Des débats profonds?

Depuis les premiers affrontements télévisés dans les années 1960, comme ceux opposant Nixon et Kennedy ou encore Lesage et Johnson, les débats ont profondément changé tout comme les médias d’ailleurs. Évidemment, des joutes avec six participants ne peuvent malheureusement pas permettre d’aborder les thèmes avec toutes les nuances que cela mériterait. On est maintenant très loin de l’époque où Valéry Giscard d’Estaing, baguette à la main, en plein débat, expliquait aux téléspectateurs l’importance d’augmenter la production industrielle de la France.

Au contraire, on est aujourd’hui dans l’ère de la politique « spectacle »; comme le disait familièrement Ronald Reagan : « la politique c’est comme le show business ». L’important n’est donc pas d’expliquer mais bien de résister à cette épreuve difficile. La formule elle-même oblige les candidats à traiter d’enjeux extrêmement complexes, comme la politique étrangère ou encore l’aide médicale à mourir, en quelques secondes ou au mieux en quelques minutes. Cela n’est évidemment pas favorable à la tenue de débats qui permettent d’expliquer en profondeur les défis qui attendent les acteurs politiques. En outre, les débats mettent l‘accent sur le côté superficiel de la politique et obligent souvent les politiciens à présenter des mesures populaires qui ont finalement peu de chance de se réaliser, en raison notamment de leur marge de manœuvre limitée. 

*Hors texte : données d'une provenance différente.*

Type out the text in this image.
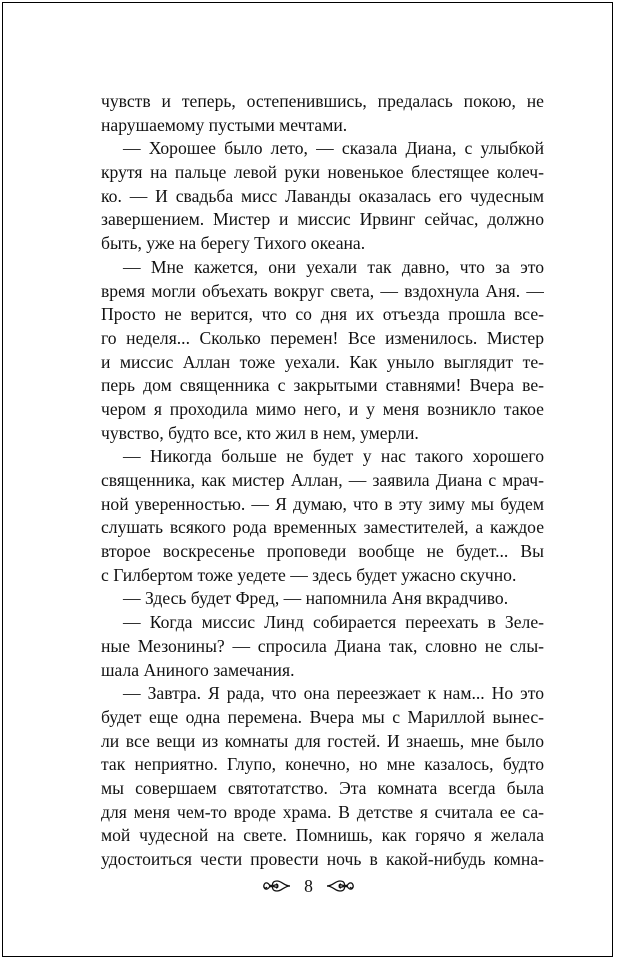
чувств и теперь, остепенившись, предалась покою, не
нарушаемому пустыми мечтами.
— Хорошее было лето, — сказала Диана, с улыбкой
крутя на пальце левой руки новенькое блестящее колеч-
ко. — И свадьба мисс Лаванды оказалась его чудесным
завершением. Мистер и миссис Ирвинг сейчас, должно
быть, уже на берегу Тихого океана.
— Мне кажется, они уехали так давно, что за это
время могли объехать вокруг света, — вздохнула Аня. —
Просто не верится, что со дня их отъезда прошла все-
го неделя... Сколько перемен! Все изменилось. Мистер
и миссис Аллан тоже уехали. Как уныло выглядит те-
перь дом священника с закрытыми ставнями! Вчера ве-
чером я проходила мимо него, и у меня возникло такое
чувство, будто все, кто жил в нем, умерли.
— Никогда больше не будет у нас такого хорошего
священника, как мистер Аллан, — заявила Диана с мрач-
ной уверенностью. — Я думаю, что в эту зиму мы будем
слушать всякого рода временных заместителей, а каждое
второе воскресенье проповеди вообще не будет... Вы
с Гилбертом тоже уедете — здесь будет ужасно скучно.
— Здесь будет Фред, — напомнила Аня вкрадчиво.
— Когда миссис Линд собирается переехать в Зеле-
ные Мезонины? — спросила Диана так, словно не слы-
шала Аниного замечания.
— Завтра. Я рада, что она переезжает к нам... Но это
будет еще одна перемена. Вчера мы с Мариллой вынес-
ли все вещи из комнаты для гостей. И знаешь, мне было
так неприятно. Глупо, конечно, но мне казалось, будто
мы совершаем святотатство. Эта комната всегда была
для меня чем-то вроде храма. В детстве я считала ее са-
мой чудесной на свете. Помнишь, как горячо я желала
удостоиться чести провести ночь в какой-нибудь комна-
8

Les nouveaux moyens de communication

L’arrivée des médias sociaux a accéléré l’effet de la politique spectacle et ce « rétrécissement » du rapport à l’espace-temps. Les politiciens doivent non seulement résumer les problématiques environnementales en quelques secondes, mais aussi les analyser en moins de 140 caractères. Il s’agit là d’une transformation profonde qui affecte les campagnes électorales et qui oblige les équipes des candidats à s’occuper d’enjeux secondaires centrés sur l’image ou les réponses instantanées.

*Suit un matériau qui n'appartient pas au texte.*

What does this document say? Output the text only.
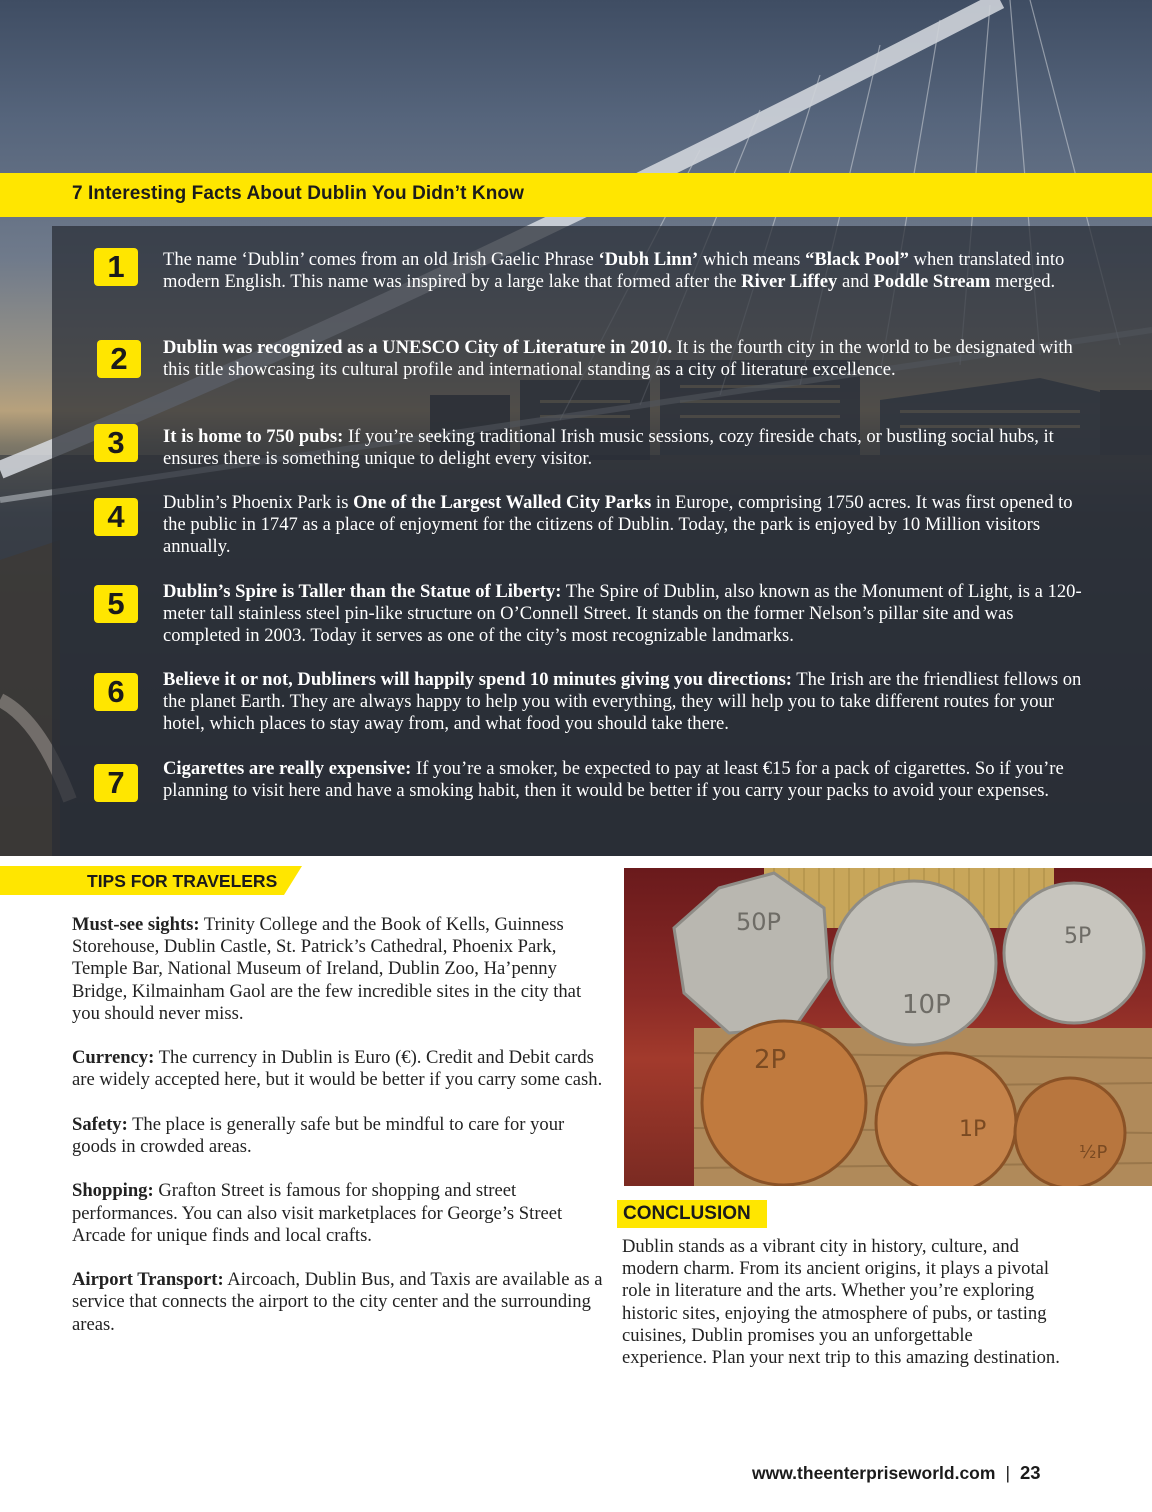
7 Interesting Facts About Dublin You Didn’t Know
1	The name ‘Dublin’ comes from an old Irish Gaelic Phrase ‘Dubh Linn’ which means “Black Pool” when translated into modern English. This name was inspired by a large lake that formed after the River Liffey and Poddle Stream merged.
2	Dublin was recognized as a UNESCO City of Literature in 2010. It is the fourth city in the world to be designated with this title showcasing its cultural profile and international standing as a city of literature excellence.
3	It is home to 750 pubs: If you’re seeking traditional Irish music sessions, cozy fireside chats, or bustling social hubs, it ensures there is something unique to delight every visitor.
4	Dublin’s Phoenix Park is One of the Largest Walled City Parks in Europe, comprising 1750 acres. It was first opened to the public in 1747 as a place of enjoyment for the citizens of Dublin. Today, the park is enjoyed by 10 Million visitors annually.
5	Dublin’s Spire is Taller than the Statue of Liberty: The Spire of Dublin, also known as the Monument of Light, is a 120-meter tall stainless steel pin-like structure on O’Connell Street. It stands on the former Nelson’s pillar site and was completed in 2003. Today it serves as one of the city’s most recognizable landmarks.
6	Believe it or not, Dubliners will happily spend 10 minutes giving you directions: The Irish are the friendliest fellows on the planet Earth. They are always happy to help you with everything, they will help you to take different routes for your hotel, which places to stay away from, and what food you should take there.
7	Cigarettes are really expensive: If you’re a smoker, be expected to pay at least €15 for a pack of cigarettes. So if you’re planning to visit here and have a smoking habit, then it would be better if you carry your packs to avoid your expenses.
TIPS FOR TRAVELERS

Must-see sights: Trinity College and the Book of Kells, Guinness Storehouse, Dublin Castle, St. Patrick’s Cathedral, Phoenix Park, Temple Bar, National Museum of Ireland, Dublin Zoo, Ha’penny Bridge, Kilmainham Gaol are the few incredible sites in the city that you should never miss.

Currency: The currency in Dublin is Euro (€). Credit and Debit cards are widely accepted here, but it would be better if you carry some cash.

Safety: The place is generally safe but be mindful to care for your goods in crowded areas.

Shopping: Grafton Street is famous for shopping and street performances. You can also visit marketplaces for George’s Street Arcade for unique finds and local crafts.

Airport Transport: Aircoach, Dublin Bus, and Taxis are available as a service that connects the airport to the city center and the surrounding areas.

50P
10P
5P
2P
1P
½P
CONCLUSION

Dublin stands as a vibrant city in history, culture, and modern charm. From its ancient origins, it plays a pivotal role in literature and the arts. Whether you’re exploring historic sites, enjoying the atmosphere of pubs, or tasting cuisines, Dublin promises you an unforgettable experience. Plan your next trip to this amazing destination.

www.theenterpriseworld.com | 23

Au centre de cette dérive, il y a cependant le citoyen lui-même enferré dans un univers médiatique qu’il accepte et alimente parfois malgré lui. Il ne faut surtout pas l’oublier, mais les politiciens ne sont que le reflet de ce que nous sommes et la transformation de l’univers politique est le résultat d’une volonté populaire. Les débats sont aujourd’hui peut-être distrayants, mais en bout de piste, cette distraction est peut-être en train de faire mourir l’idéal démocratique comme le soulignait si bien Neil Postman au milieu des années 1980.